Voting offices opened yesterday in Syrian regime-held areas for an election that Syrian President Bashar al-Assad is certain to win and that has been slammed as a “farce” by the opposition.
Voting began at 7am in 9,000 voting offices open only in areas under regime control, for an election boycotted by the opposition and which experts say will only prolong a brutal war that has ravaged the country for three years.
People lined up outside voting offices in Damascus, where billboards and posters glorify the head of state.
Photo: Reuters
In Baghdad Street in downtown Damascus, 40-year-old Nadia Hazim cast her vote at the Bassel al-Assad school. She said that she would “vote for the president [al-Assad], naturally.”

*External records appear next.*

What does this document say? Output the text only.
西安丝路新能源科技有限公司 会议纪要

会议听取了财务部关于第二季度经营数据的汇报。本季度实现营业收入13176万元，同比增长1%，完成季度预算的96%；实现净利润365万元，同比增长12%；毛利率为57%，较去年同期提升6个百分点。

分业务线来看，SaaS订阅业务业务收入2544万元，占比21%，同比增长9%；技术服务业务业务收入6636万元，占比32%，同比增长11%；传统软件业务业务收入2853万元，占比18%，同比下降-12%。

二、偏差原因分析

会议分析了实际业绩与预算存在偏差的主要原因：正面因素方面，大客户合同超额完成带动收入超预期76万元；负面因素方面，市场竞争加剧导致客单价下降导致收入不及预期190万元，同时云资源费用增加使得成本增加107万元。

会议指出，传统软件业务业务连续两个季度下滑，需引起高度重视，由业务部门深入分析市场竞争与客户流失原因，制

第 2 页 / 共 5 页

In the hall, a transparent ballot box could be seen, as well as a voting booth behind a white curtain. Photographs of al-Assad, as well as two virtually unknown candidates, had also been put up in the voting office.

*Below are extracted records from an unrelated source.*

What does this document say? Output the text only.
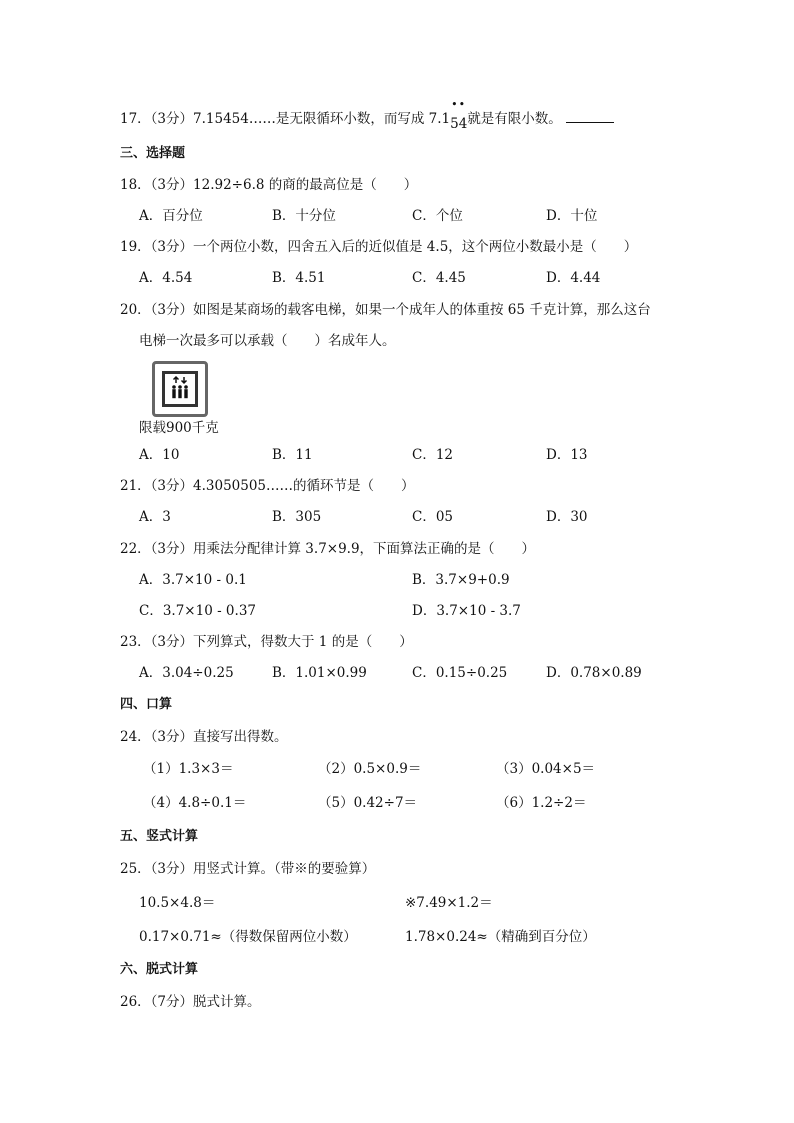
17．（3分）7.15454……是无限循环小数，而写成 7.1
••
54就是有限小数。
三、选择题
18．（3分）12.92÷6.8 的商的最高位是（　　）
A．百分位	B．十分位	C．个位	D．十位
19．（3分）一个两位小数，四舍五入后的近似值是 4.5，这个两位小数最小是（　　）
A．4.54	B．4.51	C．4.45	D．4.44
20．（3分）如图是某商场的载客电梯，如果一个成年人的体重按 65 千克计算，那么这台
电梯一次最多可以承载（　　）名成年人。
限载900千克
A．10	B．11	C．12	D．13
21．（3分）4.3050505……的循环节是（　　）
A．3	B．305	C．05	D．30
22．（3分）用乘法分配律计算 3.7×9.9，下面算法正确的是（　　）
A．3.7×10 - 0.1	B．3.7×9+0.9
C．3.7×10 - 0.37	D．3.7×10 - 3.7
23．（3分）下列算式，得数大于 1 的是（　　）
A．3.04÷0.25	B．1.01×0.99	C．0.15÷0.25	D．0.78×0.89
四、口算
24．（3分）直接写出得数。
（1）1.3×3＝	（2）0.5×0.9＝	（3）0.04×5＝
（4）4.8÷0.1＝	（5）0.42÷7＝	（6）1.2÷2＝
五、竖式计算
25．（3分）用竖式计算。（带※的要验算）
10.5×4.8＝	※7.49×1.2＝
0.17×0.71≈（得数保留两位小数）	1.78×0.24≈（精确到百分位）
六、脱式计算
26．（7分）脱式计算。
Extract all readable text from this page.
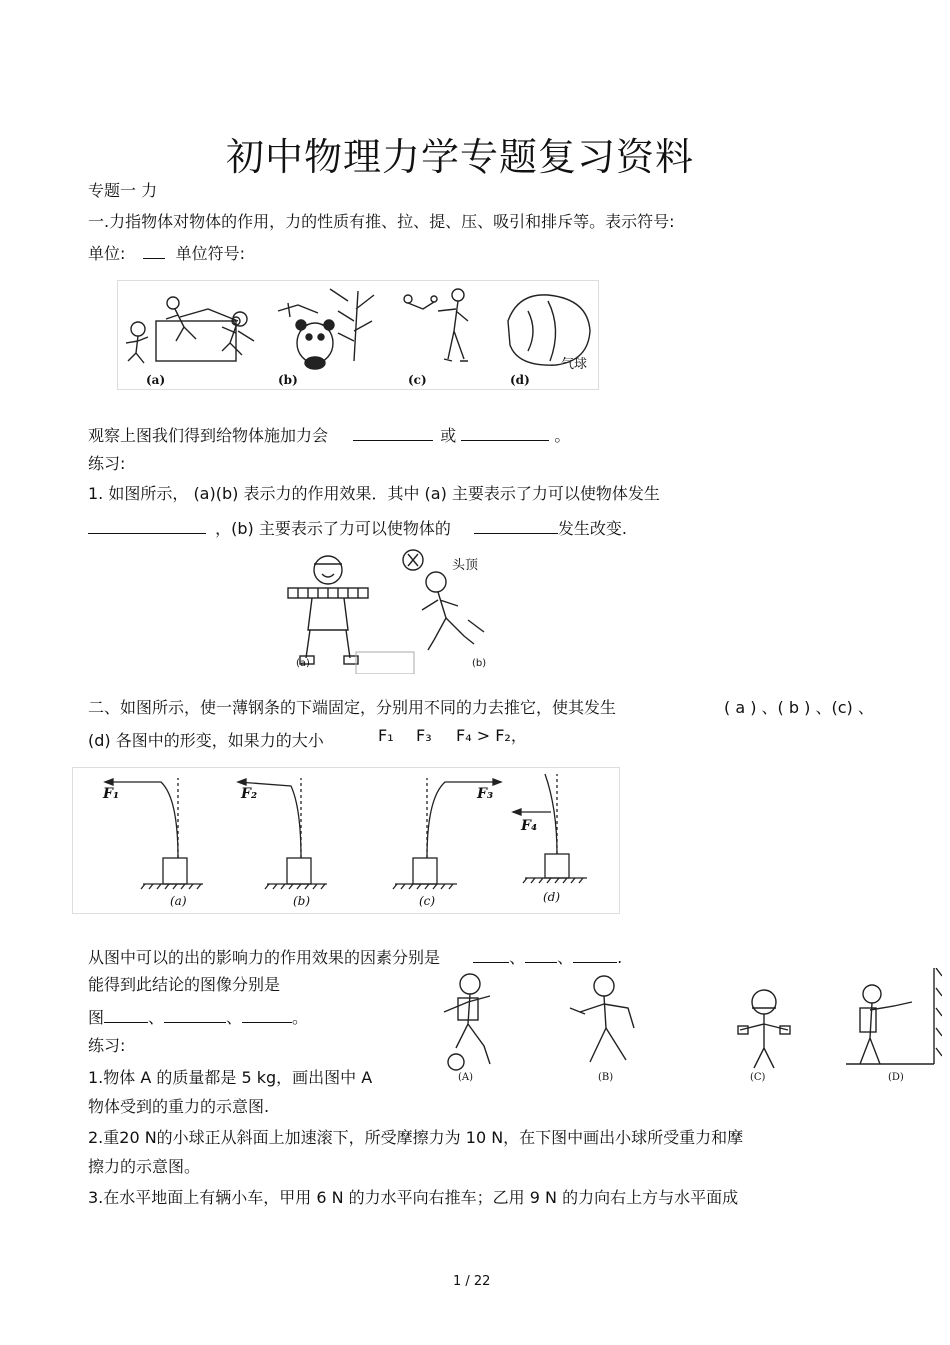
初中物理力学专题复习资料
专题一 力
一.力指物体对物体的作用，力的性质有推、拉、提、压、吸引和排斥等。表示符号:
单位:	单位符号:
气球
(a)	(b)	(c)	(d)
观察上图我们得到给物体施加力会	或	。
练习:
1. 如图所示， (a)(b) 表示力的作用效果．其中 (a) 主要表示了力可以使物体发生
，(b) 主要表示了力可以使物体的	发生改变.
头顶
(a)	(b)
二、如图所示，使一薄钢条的下端固定，分别用不同的力去推它，使其发生	( a ) 、( b ) 、(c) 、
(d) 各图中的形变，如果力的大小	F₁ F₃ F₄ > F₂，
F₁	F₂	F₃
F₄
(a)	(b)	(c)	(d)
从图中可以的出的影响力的作用效果的因素分别是	、 、	.
能得到此结论的图像分别是
图	、	、	。
(A)	(B)	(C)	(D)
练习:
1.物体 A 的质量都是 5 kg，画出图中 A
物体受到的重力的示意图.
2.重20 N的小球正从斜面上加速滚下，所受摩擦力为 10 N，在下图中画出小球所受重力和摩
擦力的示意图。
3.在水平地面上有辆小车，甲用 6 N 的力水平向右推车；乙用 9 N 的力向右上方与水平面成
1 / 22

Voters were searched on entry, as the election comes a day after a truck bomb attack in Homs that killed 10 people, and that compounded fears that regime-held areas might come under rebel attack on voting day.
Syrian Opposition Coalition President Ahmad Jarba has called on Syrians to “stay home,” while opposition activists who launched a March 2011 Arab Spring-inspired revolt against al-Assad have branded the vote a “blood election.”
The Syrian Ministry of the Interior says more than 15 million Syrians have been called to participate in what is theoretically the country’s first election in about 50 years, with al-Assad and his father, Hafez, renewing their mandates in successive referendums.
It takes place as a savage war rages, with the air force bombarding rebel areas in Aleppo and fierce fighting in Hama, Damascus, Idlib and Daraa. More than 162,000 people have been killed in the past three years.
Observers from countries allied to the regime — North Korea, Iran and Russia — are supervising the voting, while regime media says a security plan has been put in place to prevent possible attacks against voters and polling stations.
Al-Assad faces two virtually unknown competitors — Maher al-Hajjad and Hassan al-Nuri. Nuri, who studied in the US, said he expects to come second after al-Assad.
Both he and Hajjar have issued only light criticism of al-Assad’s rule, for fear of being linked to an opposition branded “terrorist” by the regime, focusing instead on corruption and economic policy.
International Crisis Group senior Syria analyst Noah Bonsey said the regime is using the election “as part of a broader narrative portraying its eventual victory as inevitable.”
The war has destroyed large swathes of the country and forced nearly half the population to flee their homes.
A Syrian monitoring group says 2,000 people, including hundreds of children, have been killed since January in a massive aerial offensive on Aleppo in the north, as the regime tries to retake the country’s second city after its advances in Homs, and Qalamun near Damascus.
“The regime can only gain ground after reducing it to rubble, and can only hold it insofar as it remains empty of its original inhabitants,” Bonsey said.
“This was the regime’s approach before the election and it remains so after it; it leads to continued war, not victory,” he said.
However, Waddah Abed Rabbo, chief editor of pro-regime newspaper al-Watan, said that the election could facilitate the resumption of peace talks, after negotiations in Switzerland earlier this year ended in a stalemate.
“In Geneva, the opposition made its rejection of al-Assad running in the presidential election a priority at the talks. Al-Assad was a red line that blocked everything,” Abed Rabbo said.
“Now that he will be voted back in by a majority, there will be no objection by the authorities to discuss other issues,” he said.